In conclusion, we can hypothesize that the IR phenomenon regarding PI-PLC γ1 mRNA could be due, at least in part, to the upregulation of CELF1. More studies are required to explore this hypothesis in more detail, in particular by conducting mRNA-binding protein experiments and investigating the phosphorylation status of CELF1, which could be induced by HPE treatment. On the other hand, we plan to gain more insight into the modulation of CELF1, both at mRNA and protein levels, in joint tissues isolated by a larger number of OA patients, in order to further confirm its involvement in the intron retention mechanism. Finally, considering that HPE inhibited metalloprotease production only in those OA synoviocytes presenting PI-PLC γ1 mRNA intron retention, it could be useful to further study this aspect to verify its involvement in OA progression.

4. Materials and Methods

4.1. Synoviocyte Isolation and Cell Culture

Human primary fibroblast-like synoviocytes (FLSs) were isolated from synovial membranes obtained from 30 OA patients who underwent total knee or hip arthroplasty surgery. The study was approved by the Research Ethics Committee, ASL Lazio 2 (#005605/2019, 3 March 2019), and full ethical consent was obtained from all donors.
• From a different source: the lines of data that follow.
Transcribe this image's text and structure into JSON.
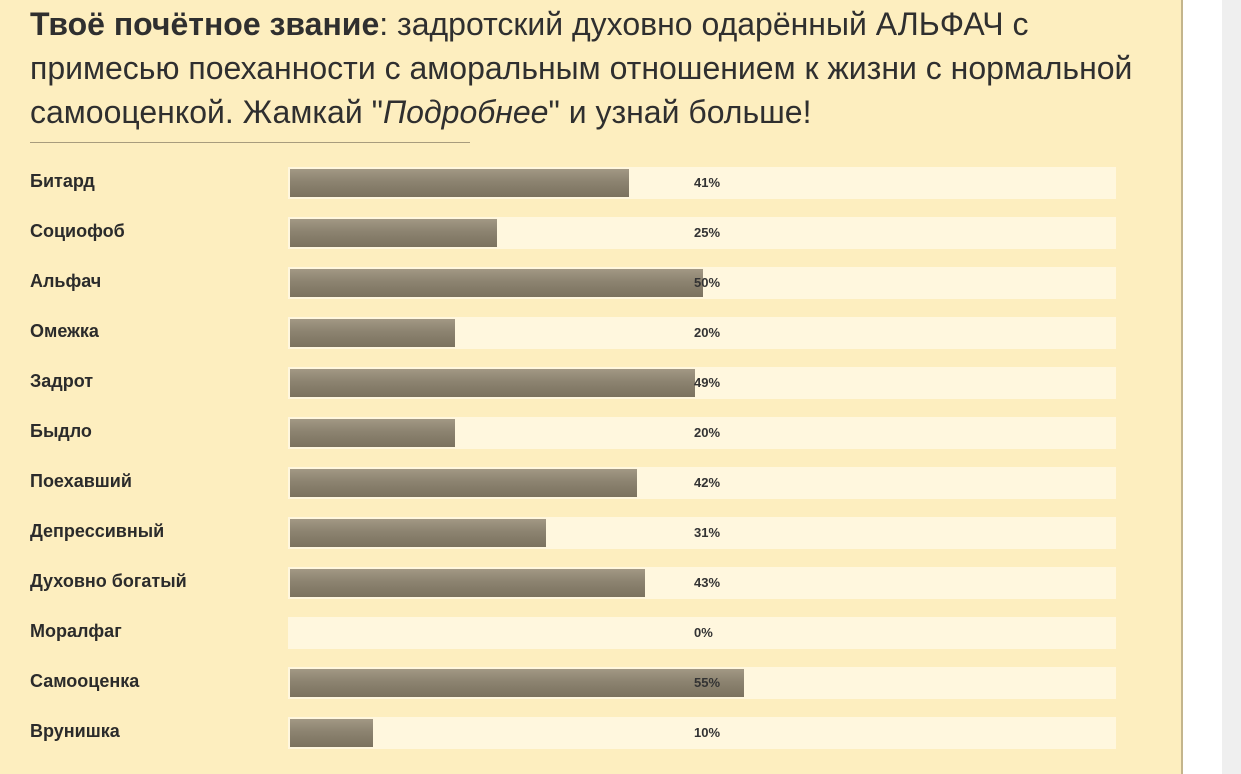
{
  "header": {
    "title_bold": "Твоё почётное звание",
    "title_rest_1": ": задротский духовно одарённый АЛЬФАЧ с примесью поеханности с аморальным отношением к жизни с нормальной самооценкой. Жамкай \"",
    "title_link": "Подробнее",
    "title_rest_2": "\" и узнай больше!"
  },
  "colors": {
    "panel_background": "#fdeebf",
    "track": "#fff7de",
    "bar": "#8c8370",
    "text": "#2b2b2b"
  },
  "chart_data": {
    "type": "bar",
    "orientation": "horizontal",
    "categories": [
      "Битард",
      "Социофоб",
      "Альфач",
      "Омежка",
      "Задрот",
      "Быдло",
      "Поехавший",
      "Депрессивный",
      "Духовно богатый",
      "Моралфаг",
      "Самооценка",
      "Врунишка"
    ],
    "values": [
      41,
      25,
      50,
      20,
      49,
      20,
      42,
      31,
      43,
      0,
      55,
      10
    ],
    "value_labels": [
      "41%",
      "25%",
      "50%",
      "20%",
      "49%",
      "20%",
      "42%",
      "31%",
      "43%",
      "0%",
      "55%",
      "10%"
    ],
    "unit": "%",
    "xlim": [
      0,
      100
    ]
  }
}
The synovial membrane fragments, after mincing, were treated with 1 mg/mL collagenase type IV and 0.25% trypsin for 2 h, at 37 °C in agitation. Isolated cells were grown to 80% confluence in Dulbecco’s Modified Eagle Medium (DMEM) (HyClone, Logan, UT, USA) supplemented with L-glutamine, penicillin/streptomycin (Sigma-Aldrich, Co., Saint Louis, MO, USA) and 10% fetal bovine serum (FBS) and cultured at 37 °C and 5% CO2. The cells were characterized as synoviocytes type B for the presence of vimentin [34]. All experiments were carried out with synoviocytes at first passage (p1), isolated from at least 3 different donors.
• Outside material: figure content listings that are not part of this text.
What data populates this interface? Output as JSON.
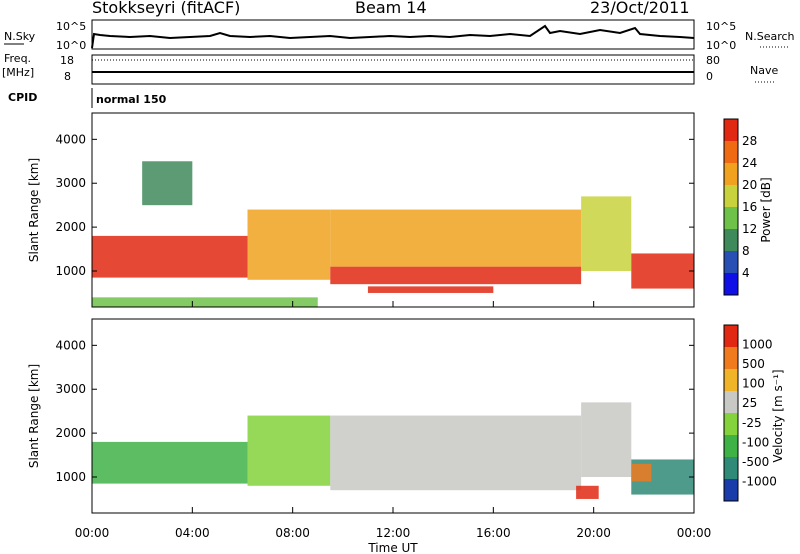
{
  "header": {
    "station": "Stokkseyri (fitACF)",
    "beam": "Beam 14",
    "date": "23/Oct/2011"
  },
  "strip_labels": {
    "nsky": "N.Sky",
    "freq": "Freq.",
    "freq_unit": "[MHz]",
    "cpid": "CPID",
    "nsearch": "N.Search",
    "nave": "Nave",
    "noise_axis_ticks": [
      "10^5",
      "10^0"
    ],
    "freq_ticks": [
      "18",
      "8"
    ],
    "nave_ticks": [
      "80",
      "0"
    ],
    "cpid_value": "normal 150"
  },
  "chart_data": [
    {
      "type": "heatmap",
      "panel": "power",
      "ylabel": "Slant Range [km]",
      "yticks": [
        "1000",
        "2000",
        "3000",
        "4000"
      ],
      "ylim": [
        180,
        4600
      ],
      "xlim": [
        0,
        24
      ],
      "colorbar_label": "Power [dB]",
      "colorbar_ticks": [
        "4",
        "8",
        "12",
        "16",
        "20",
        "24",
        "28"
      ],
      "colorbar_colors": [
        "#1010e6",
        "#2850b4",
        "#3f8a5a",
        "#6ec24a",
        "#c8d23c",
        "#f0a21e",
        "#f06a14",
        "#e02812"
      ],
      "regions": [
        {
          "t0": 0.0,
          "t1": 6.2,
          "r0": 850,
          "r1": 1800,
          "level": 7
        },
        {
          "t0": 6.2,
          "t1": 9.5,
          "r0": 800,
          "r1": 2400,
          "level": 5
        },
        {
          "t0": 9.5,
          "t1": 19.5,
          "r0": 700,
          "r1": 1100,
          "level": 7
        },
        {
          "t0": 9.5,
          "t1": 19.5,
          "r0": 1100,
          "r1": 2400,
          "level": 5
        },
        {
          "t0": 11.0,
          "t1": 16.0,
          "r0": 500,
          "r1": 650,
          "level": 7
        },
        {
          "t0": 19.5,
          "t1": 21.5,
          "r0": 1000,
          "r1": 2700,
          "level": 4
        },
        {
          "t0": 21.5,
          "t1": 24.0,
          "r0": 600,
          "r1": 1400,
          "level": 7
        },
        {
          "t0": 2.0,
          "t1": 4.0,
          "r0": 2500,
          "r1": 3500,
          "level": 2
        },
        {
          "t0": 0.0,
          "t1": 9.0,
          "r0": 180,
          "r1": 400,
          "level": 3
        }
      ]
    },
    {
      "type": "heatmap",
      "panel": "velocity",
      "ylabel": "Slant Range [km]",
      "yticks": [
        "1000",
        "2000",
        "3000",
        "4000"
      ],
      "ylim": [
        180,
        4600
      ],
      "xlim": [
        0,
        24
      ],
      "xticks": [
        "00:00",
        "04:00",
        "08:00",
        "12:00",
        "16:00",
        "20:00",
        "00:00"
      ],
      "xlabel": "Time UT",
      "colorbar_label": "Velocity [m s⁻¹]",
      "colorbar_ticks": [
        "1000",
        "500",
        "100",
        "25",
        "-25",
        "-100",
        "-500",
        "-1000"
      ],
      "colorbar_colors": [
        "#1a3caa",
        "#2f8a78",
        "#3fb246",
        "#84d23c",
        "#c8c8c4",
        "#f0b428",
        "#f07a1e",
        "#e02812"
      ],
      "regions": [
        {
          "t0": 0.0,
          "t1": 6.2,
          "r0": 850,
          "r1": 1800,
          "level": 2
        },
        {
          "t0": 6.2,
          "t1": 9.5,
          "r0": 800,
          "r1": 2400,
          "level": 3
        },
        {
          "t0": 9.5,
          "t1": 19.5,
          "r0": 700,
          "r1": 2400,
          "level": 4
        },
        {
          "t0": 19.5,
          "t1": 21.5,
          "r0": 1000,
          "r1": 2700,
          "level": 4
        },
        {
          "t0": 21.5,
          "t1": 24.0,
          "r0": 600,
          "r1": 1400,
          "level": 1
        },
        {
          "t0": 19.3,
          "t1": 20.2,
          "r0": 500,
          "r1": 800,
          "level": 7
        },
        {
          "t0": 21.5,
          "t1": 22.3,
          "r0": 900,
          "r1": 1300,
          "level": 6
        }
      ]
    }
  ]
}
4.2. Characterization for PI-PLC γ1 Intron Retention

Previously, in our lab, the intron retention (IR) phenomenon was described in the phosphoinositide-specific phospholipase C γ1 (PI-PLC γ1) mRNA through semi-quantitative PCR [9]. In the present study, in order to characterize the synoviocytes for the presence of IR phenomenon, we designed two oligonucleotides: the forward one, PLC γ1fw (207), mapping in an exon (DQ297143.1, 5′-AACGAGGATGAGGAGGAG-3′) and the reverse one, PLC γ1rv (207), in an intron (DQ297143.1, 5′-AAAGATACTGTGACCCTGGC-3′) (Figure 6). RT-PCR amplification reveals the presence of intron-retaining transcripts with detectable product emerging around threshold cycle 30. In contrast, correctly spliced mRNA species are typically detected at later cycles, around threshold cycle 37.

4.3. Cell Treatment

Cells were treated for required times with 0.1 mg/mL of Harpagophytum procumbens root extract (HPE) dissolved in DMSO (HPEDMSO), and untreated cells were used as a control (CTL). Standardized HPE powder, containing 1.2% harpagoside, was provided by ACEF S.p.a. (Piacenza, Italy), and HPEDMSO was previously characterized [34]. Solvent alone was also tested. Experiments were independently repeated at least three times.

4.4. RNA Extraction

Total RNA from untreated and treated FLSs was digested with DNaseI and then extracted with a blood/tissue total RNA extraction kit (Fisher Molecular Biology, Trevose, PA, USA). Reverse transcription was performed according to the manufacturer’s instructions with Meridian Bioscience Reverse Transcriptase (Bioline reagent Ltd., London, UK), using 150–180 ng/μL RNA. The quality control of RNA was assessed using agarose gel and spectrophotometer measures, verifying the 260/280 ratio.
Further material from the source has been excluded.